Over the past decade, considerable advances have been made in the discovery of gene targets in
metabolic diseases. However, in vivo studies based on molecular biological technologies such as the generation of knockout mice and the construction of
short hairpin RNA vectors require considerable effort and time, which is a major limitation for in vivo functional analysis. Here, we introduce a liver-specific nonviral
small interfering RNA (
siRNA) delivery system into rapid and efficient characterization of hepatic gene targets in
metabolic disease mice.

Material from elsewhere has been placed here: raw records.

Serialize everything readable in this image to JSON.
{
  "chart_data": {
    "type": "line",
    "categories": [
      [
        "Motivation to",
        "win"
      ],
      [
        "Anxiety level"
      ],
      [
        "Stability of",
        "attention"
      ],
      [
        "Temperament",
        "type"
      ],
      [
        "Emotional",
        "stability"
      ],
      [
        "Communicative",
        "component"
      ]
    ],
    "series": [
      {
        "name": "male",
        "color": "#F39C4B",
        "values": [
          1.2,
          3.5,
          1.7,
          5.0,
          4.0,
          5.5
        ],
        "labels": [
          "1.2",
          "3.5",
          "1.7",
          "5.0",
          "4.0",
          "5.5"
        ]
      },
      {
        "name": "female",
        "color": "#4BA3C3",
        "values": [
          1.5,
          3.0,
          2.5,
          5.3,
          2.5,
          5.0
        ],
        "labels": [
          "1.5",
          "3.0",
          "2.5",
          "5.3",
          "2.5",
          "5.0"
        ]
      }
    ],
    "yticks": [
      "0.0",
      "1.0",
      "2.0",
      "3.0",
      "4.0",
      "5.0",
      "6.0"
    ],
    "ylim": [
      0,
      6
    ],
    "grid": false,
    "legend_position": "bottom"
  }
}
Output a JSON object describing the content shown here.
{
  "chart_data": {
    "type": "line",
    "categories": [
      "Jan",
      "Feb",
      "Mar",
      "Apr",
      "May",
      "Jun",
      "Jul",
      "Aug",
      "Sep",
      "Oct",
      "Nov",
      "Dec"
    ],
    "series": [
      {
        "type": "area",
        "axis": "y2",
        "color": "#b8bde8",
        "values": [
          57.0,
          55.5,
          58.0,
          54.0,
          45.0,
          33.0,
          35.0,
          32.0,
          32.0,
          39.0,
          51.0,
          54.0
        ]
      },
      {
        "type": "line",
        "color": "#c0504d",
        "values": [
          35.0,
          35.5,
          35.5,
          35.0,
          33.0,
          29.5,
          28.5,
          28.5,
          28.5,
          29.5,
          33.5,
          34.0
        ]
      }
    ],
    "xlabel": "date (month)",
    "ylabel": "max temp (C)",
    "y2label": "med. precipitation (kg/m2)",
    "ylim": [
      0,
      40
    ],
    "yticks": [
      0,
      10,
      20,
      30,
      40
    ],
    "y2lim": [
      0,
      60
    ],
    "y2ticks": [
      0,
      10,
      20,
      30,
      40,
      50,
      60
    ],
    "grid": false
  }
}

The comparative transcriptome analysis in liver between KKAy diabetic and normal control mice demonstrated that the expression of
monoacylglycerol O-
acyltransferase 1 (Mogat1), an
enzyme involved in
triglyceride synthesis and storage, was highly elevated during the
disease progression. The upregulation of Mogat1 expression in liver was also found in other genetic (db/db) and diet-induced obese mice. The silencing of hepatic Mogat1 via a liver-specific
siRNA delivery system resulted in a dramatic improvement in
blood glucose levels and hepatic steatosis as well as
overweight with no apparent overall toxicities, indicating that hepatic Mogat1 is a promising therapeutic target for
metabolic diseases. The integrated approach with transcriptomics and nonviral
siRNA delivery system provides a blueprint for rapid drug discovery and development.